ボスといわれるのを少し青峰は気にしていると、黄瀬から黒子は聞いていた。家の中でなら良いが、外でも呼ばれているらしい。自分の顔が人相が悪いことはわかっているので、慌てるとも言っていた。
「今度はとーさんってちゃんと呼んでくれよな」と青峰は腕の中の涼花に呼び掛ける。可愛い女の子は、きゃっきゃと青峰に手を伸ばしていた。思ったよりも女の子も元気で明るい、大人しいのは男の子の方だった。
きっとままごととかするんだよな、って考えると少し焦る。青峰も黄瀬も男で、直輝も男で、女の子は初めて。思春期とかきたら相談には乗れないから、桃井あたりに頻繁に来て貰おう、とか考える。毎回心配するのが早い、と青峰に黄瀬は云われるが仕方ない、母親がいないから自分たちにできることは限られているんだから。
なんでも良い、元気でいてくれれば。そう思って黄瀬は直輝と涼介を二人まとめて抱き締めた。
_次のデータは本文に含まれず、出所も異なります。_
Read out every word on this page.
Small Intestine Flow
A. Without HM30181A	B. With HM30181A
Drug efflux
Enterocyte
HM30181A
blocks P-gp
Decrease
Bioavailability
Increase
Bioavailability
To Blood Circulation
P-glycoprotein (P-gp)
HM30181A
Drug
直輝は不思議そうに、きーちゃんどうした、と聞いてきて、その口調も青峰に似てきたな、と思うと和んで不安も消えてしまう。

「大好きだよ、って思ったんだよ」
「ボスよりもオレの方が好き?」
「んー、ボスは愛してる、直輝は大好き、涼花も涼介も大好き」

だそうですけど、と黒子が青峰を見れば、青峰は分かりにくいが照れながら、あの駄犬が…と呟いていた。
皆大切だ。一番は皆。けど、愛してるのは大輝だけだから、と黄瀬は言って微笑んだ。青峰はその微笑んだ唇に、口づけた。